About halfway through Palm Springs, Sarah, sitting on the side of the road in handcuffs after one of her panicked attempts at escape, realizes that Nyles is not only content living his frozen life, but that he’s been lying to her about its specifics. Milioti plays the moment with increasing fury, her face registering new emotions at an almost inhuman rate: Those giant eyes blink and dilate with rage, go limpid with despair, then turn completely blank. Just as quickly, she lurches into comedy. “I’m getting out of this day,” she whispers, leaping to her feat, storming into the road and placing herself squarely in the path of a passing truck. The whole thing lasts about 90 seconds, but it’s a master class of tone and control. Milioti uses that Disney-esque façade — once considered a disadvantage — to subvert expectations, and to cycle almost supernaturally between humor and vengeful wrath.

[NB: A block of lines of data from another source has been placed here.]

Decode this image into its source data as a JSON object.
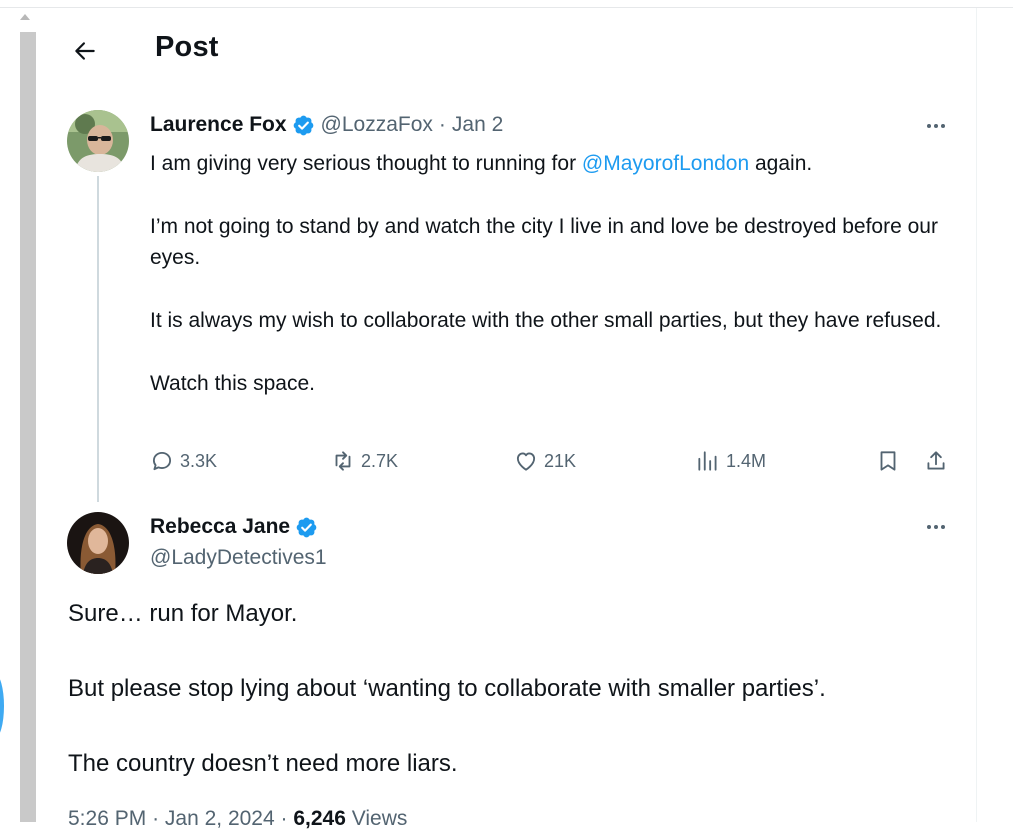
{
  "header": {
    "title": "Post"
  },
  "tweet": {
    "author_name": "Laurence Fox",
    "handle": "@LozzaFox",
    "separator": "·",
    "date": "Jan 2",
    "text_prefix": "I am giving very serious thought to running for ",
    "mention": "@MayorofLondon",
    "text_suffix": " again.",
    "paragraphs": [
      "I’m not going to stand by and watch the city I live in and love be destroyed before our eyes.",
      "It is always my wish to collaborate with the other small parties, but they have refused.",
      "Watch this space."
    ],
    "stats": {
      "replies": "3.3K",
      "reposts": "2.7K",
      "likes": "21K",
      "views": "1.4M"
    }
  },
  "reply": {
    "author_name": "Rebecca Jane",
    "handle": "@LadyDetectives1",
    "paragraphs": [
      "Sure… run for Mayor.",
      "But please stop lying about ‘wanting to collaborate with smaller parties’.",
      "The country doesn’t need more liars."
    ],
    "time": "5:26 PM",
    "date": "Jan 2, 2024",
    "separator": "·",
    "views_count": "6,246",
    "views_label": "Views"
  },
  "icons": {
    "back": "arrow-left-icon",
    "verified": "verified-badge-icon",
    "more": "more-dots-icon",
    "reply": "comment-icon",
    "repost": "repost-icon",
    "like": "heart-icon",
    "views": "bar-chart-icon",
    "bookmark": "bookmark-icon",
    "share": "share-icon"
  },
  "colors": {
    "accent": "#1d9bf0",
    "text": "#0f1419",
    "secondary": "#536471"
  }
}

Milioti says the scene as it was written in the script drew her in like a magnet, especially Sarah’s ultimate realization that, as she puts it, “I’m the only one who’s going to save me.” On the heels of her own self-rescue, filming it felt vastly different for Milioti. “I sat myself down and asked, ‘What if you just trusted yourself? What if you trust that you’ve done all the work?’” she says. “This world can be horrendous and shocking and scary. But to walk around as a clenched fist is no way to live.”